In the States the work of the evangelist consists primarily of public preaching and personal work, but in Italy he may well be called upon to accept numerous other responsibilities. If he is supported by several congregations, he may find himself “saddled” with a fairly heavy correspondence and bookkeeping load in order to keep his supporters informed, and they must be kept informed. Further, if he helps to start a new congregation, he may, at the beginning, find himself having to lead songs and even preside at the Lord’s Supper as well as preaching.


Though this quality is required in all evangelists, it is probably “more necessary” in the evangelist who works in a country such as Italy. In Italy, as in most European countries, (1) there exists a bureaucracy to which the American is not at all accustomed. In fact, because of inefficient office personnel and complicated office procedures, it once took me sixty days, six provisionary license tags, and literally dozens of trips, to different offices to get a permanent license tag for my car. Take an incident of this nature plus (2) a new language and “strange” customs to learn; add to the situation (3) an immature member of the Italian congregation who fails to appreciate the missionary’s purpose and may even criticize his family, and one is tempted to throw up his hands and run “home to the United States.” To overcome this temptation and accomplish the purpose for which a missionary goes in the first place takes perseverance. He must remember we are not to “lose heart in doing good, for in due time we shall reap if we do not grow weary” (Gal. 6:9).

A Love for Lost Souls

To be successful as a missionary in Italy, or anywhere, one must really love the souls of men. In fact, this is undoubtedly the most important of all the requisites listed, for “love finds a way.” “Love bears all things, believes all things, hopes all things, endures all things” (1 Cor. 13:7). Love, in fact, is the foundation on which perseverance is built, the sentiment which will drive one to study when such is necessary to save souls, and the trait which will bring one to the practice of humility. A good “dose” of love will often help one to overcome the lack of one or more of the other requisites, but even more often it will help him to develop that lacking requisite because it is necessary to the salvation of the souls which he loves.

A Willing Wife

Not only should the missionary have the traits described above but in the case of the married man, the wife must share in his decision to go to the field and participate actively in his efforts on the field. She, too, will need humility, a willingness to adapt, a willingness to study (she too must learn the language if the family is to be happy), perseverance, and a love for lost souls. In fact, it should be remembered that often it is harder for the woman to adapt to new surroundings than it is for a man. Thus man and wife should consider these things prayerfully before deciding to do mission work in Italy. Some “missionary wives” have been a wonderful help while others have rendered the whole family unhappy by their refusal to adapt; in some cases they have forced an abrupt return to the United States. If there are older children, they too should share in the discussion of the proposed mission. Protestants generally refuse to send a family with more than two children, but this should not be a rule.


Obviously the above is an attempt to describe the ideal missionary for Italy. It is further obvious that no person will have 100% of all these traits.

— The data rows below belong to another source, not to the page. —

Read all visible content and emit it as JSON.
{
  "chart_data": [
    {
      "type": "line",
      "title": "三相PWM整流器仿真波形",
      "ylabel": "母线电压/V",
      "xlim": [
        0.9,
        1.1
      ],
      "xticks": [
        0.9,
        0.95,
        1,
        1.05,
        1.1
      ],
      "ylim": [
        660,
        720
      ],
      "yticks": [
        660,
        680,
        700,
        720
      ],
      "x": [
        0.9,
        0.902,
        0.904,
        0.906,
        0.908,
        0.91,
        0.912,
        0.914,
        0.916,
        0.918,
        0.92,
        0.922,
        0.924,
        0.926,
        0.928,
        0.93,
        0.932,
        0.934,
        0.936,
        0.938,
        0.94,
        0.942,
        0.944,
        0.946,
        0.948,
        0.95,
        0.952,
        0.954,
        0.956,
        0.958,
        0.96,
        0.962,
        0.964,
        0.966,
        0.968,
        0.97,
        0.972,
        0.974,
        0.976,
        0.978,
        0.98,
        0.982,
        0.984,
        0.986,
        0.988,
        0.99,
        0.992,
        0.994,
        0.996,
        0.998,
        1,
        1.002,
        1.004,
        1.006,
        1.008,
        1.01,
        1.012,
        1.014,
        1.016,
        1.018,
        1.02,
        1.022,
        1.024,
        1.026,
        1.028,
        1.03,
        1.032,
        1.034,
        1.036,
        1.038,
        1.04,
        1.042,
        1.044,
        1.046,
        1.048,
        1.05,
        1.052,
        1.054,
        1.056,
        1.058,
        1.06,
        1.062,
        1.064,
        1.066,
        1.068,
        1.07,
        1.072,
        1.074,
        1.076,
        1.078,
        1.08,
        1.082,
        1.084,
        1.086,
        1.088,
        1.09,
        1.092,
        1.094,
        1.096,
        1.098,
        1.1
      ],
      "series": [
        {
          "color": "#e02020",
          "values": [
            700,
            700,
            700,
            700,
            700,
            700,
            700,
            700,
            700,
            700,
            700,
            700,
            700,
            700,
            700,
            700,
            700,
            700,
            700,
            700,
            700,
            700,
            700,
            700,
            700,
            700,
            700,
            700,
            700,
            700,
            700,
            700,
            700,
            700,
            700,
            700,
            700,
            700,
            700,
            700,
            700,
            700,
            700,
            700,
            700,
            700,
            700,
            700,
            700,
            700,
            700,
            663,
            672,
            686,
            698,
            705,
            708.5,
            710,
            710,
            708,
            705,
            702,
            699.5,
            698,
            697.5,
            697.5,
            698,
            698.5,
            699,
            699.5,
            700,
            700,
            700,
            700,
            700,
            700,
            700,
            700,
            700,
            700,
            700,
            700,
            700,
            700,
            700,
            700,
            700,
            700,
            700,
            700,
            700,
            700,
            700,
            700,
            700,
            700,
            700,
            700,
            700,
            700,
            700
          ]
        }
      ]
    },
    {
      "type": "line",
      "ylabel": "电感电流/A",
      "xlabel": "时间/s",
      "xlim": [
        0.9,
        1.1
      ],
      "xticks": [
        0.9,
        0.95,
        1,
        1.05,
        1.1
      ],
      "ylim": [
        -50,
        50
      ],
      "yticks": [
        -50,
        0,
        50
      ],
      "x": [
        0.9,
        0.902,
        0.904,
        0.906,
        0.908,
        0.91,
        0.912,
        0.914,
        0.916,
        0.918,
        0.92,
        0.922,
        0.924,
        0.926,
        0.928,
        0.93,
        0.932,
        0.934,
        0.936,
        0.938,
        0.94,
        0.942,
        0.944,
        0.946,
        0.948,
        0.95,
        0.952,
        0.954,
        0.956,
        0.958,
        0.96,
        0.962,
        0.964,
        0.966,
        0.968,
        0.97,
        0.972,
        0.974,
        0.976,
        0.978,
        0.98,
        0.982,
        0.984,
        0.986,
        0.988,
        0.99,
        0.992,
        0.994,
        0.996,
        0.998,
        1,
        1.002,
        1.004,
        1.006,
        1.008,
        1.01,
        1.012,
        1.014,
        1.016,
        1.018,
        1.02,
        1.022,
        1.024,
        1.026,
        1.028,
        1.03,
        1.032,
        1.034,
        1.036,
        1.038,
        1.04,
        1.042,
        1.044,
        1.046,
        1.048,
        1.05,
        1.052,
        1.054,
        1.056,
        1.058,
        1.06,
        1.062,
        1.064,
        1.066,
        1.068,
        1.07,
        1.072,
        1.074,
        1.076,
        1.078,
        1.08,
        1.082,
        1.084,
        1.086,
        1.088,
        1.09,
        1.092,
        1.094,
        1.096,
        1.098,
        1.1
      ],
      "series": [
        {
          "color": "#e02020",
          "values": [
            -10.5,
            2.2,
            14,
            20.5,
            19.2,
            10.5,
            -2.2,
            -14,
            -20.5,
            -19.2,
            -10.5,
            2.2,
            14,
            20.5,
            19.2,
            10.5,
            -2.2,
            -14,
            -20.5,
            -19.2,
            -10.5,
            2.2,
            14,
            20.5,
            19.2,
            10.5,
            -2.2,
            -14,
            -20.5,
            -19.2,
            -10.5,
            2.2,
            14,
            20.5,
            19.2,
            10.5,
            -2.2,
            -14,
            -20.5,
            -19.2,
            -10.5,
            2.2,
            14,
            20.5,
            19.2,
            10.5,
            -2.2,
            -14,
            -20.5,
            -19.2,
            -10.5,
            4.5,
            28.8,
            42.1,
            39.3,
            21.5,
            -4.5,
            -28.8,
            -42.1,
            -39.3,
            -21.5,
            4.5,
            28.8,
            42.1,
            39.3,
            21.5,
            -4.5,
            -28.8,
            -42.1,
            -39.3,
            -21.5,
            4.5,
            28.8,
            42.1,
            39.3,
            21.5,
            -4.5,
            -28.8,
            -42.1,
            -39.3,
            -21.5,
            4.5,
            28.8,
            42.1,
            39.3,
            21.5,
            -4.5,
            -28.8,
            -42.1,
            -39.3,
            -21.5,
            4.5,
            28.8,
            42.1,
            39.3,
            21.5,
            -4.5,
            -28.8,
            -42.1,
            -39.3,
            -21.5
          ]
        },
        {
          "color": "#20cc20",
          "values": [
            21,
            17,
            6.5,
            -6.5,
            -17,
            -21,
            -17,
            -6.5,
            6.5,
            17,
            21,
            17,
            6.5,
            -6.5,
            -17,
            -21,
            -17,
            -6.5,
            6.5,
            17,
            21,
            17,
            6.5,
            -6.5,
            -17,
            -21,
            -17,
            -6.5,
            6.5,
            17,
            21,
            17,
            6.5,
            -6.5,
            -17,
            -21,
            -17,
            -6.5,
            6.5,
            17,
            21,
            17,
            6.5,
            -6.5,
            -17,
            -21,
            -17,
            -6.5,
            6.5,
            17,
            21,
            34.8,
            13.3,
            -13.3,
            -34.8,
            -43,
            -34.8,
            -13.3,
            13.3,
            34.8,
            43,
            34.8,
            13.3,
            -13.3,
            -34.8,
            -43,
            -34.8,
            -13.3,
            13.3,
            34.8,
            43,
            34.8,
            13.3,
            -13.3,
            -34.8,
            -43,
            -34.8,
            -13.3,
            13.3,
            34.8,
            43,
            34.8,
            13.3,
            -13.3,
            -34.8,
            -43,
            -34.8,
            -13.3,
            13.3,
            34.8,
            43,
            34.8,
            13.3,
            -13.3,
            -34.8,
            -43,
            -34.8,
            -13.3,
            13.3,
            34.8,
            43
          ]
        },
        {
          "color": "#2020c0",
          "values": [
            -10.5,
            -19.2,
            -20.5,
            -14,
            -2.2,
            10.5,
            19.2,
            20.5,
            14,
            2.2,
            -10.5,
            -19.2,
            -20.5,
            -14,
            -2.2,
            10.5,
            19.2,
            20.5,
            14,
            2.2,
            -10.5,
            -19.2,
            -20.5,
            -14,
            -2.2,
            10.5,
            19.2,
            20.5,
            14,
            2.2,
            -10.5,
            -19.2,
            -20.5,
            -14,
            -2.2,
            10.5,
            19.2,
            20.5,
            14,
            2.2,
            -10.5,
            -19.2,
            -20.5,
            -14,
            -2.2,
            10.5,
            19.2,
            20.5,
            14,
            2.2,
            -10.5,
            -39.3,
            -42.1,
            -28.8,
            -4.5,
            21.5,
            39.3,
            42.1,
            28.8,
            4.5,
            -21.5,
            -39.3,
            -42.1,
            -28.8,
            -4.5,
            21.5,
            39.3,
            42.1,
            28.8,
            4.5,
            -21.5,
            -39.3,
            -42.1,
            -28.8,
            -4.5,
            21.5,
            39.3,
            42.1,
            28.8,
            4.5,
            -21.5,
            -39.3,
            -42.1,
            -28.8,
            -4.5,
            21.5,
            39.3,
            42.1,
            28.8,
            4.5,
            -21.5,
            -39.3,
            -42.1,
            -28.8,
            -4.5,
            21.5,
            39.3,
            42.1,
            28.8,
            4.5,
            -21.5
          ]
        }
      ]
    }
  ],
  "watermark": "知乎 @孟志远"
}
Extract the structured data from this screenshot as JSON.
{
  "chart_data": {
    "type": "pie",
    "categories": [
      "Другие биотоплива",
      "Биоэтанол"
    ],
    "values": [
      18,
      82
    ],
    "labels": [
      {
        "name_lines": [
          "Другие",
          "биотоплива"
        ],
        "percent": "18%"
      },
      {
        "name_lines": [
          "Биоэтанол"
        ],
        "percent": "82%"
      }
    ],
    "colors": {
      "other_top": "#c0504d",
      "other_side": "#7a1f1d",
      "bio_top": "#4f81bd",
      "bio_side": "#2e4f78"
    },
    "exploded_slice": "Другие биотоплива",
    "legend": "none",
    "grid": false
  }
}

Therefore, it seems that the task of the conscientious eldership is to try to select and send those persons who are likely to have the greatest number of these traits to the fullest degree.

  • Cook, Harold B. 1954. An Introduction to Christian Missions. Chicago, IL: Moody Press.
  • Gurganus, George, ed. 1976. Guidelines for World Evangelism. Abilene, TX: Biblical Research Press.
  • Hardin, David C. 1978. Mission: A Practical Approach to Church Sponsored Mission Work. Pasadena, CA: Wm. Carey Library.
  • Lindsell, Harold. 1954. Missionary Principles and Practices. Old Tappan, NJ: Fleming H. Revell Co.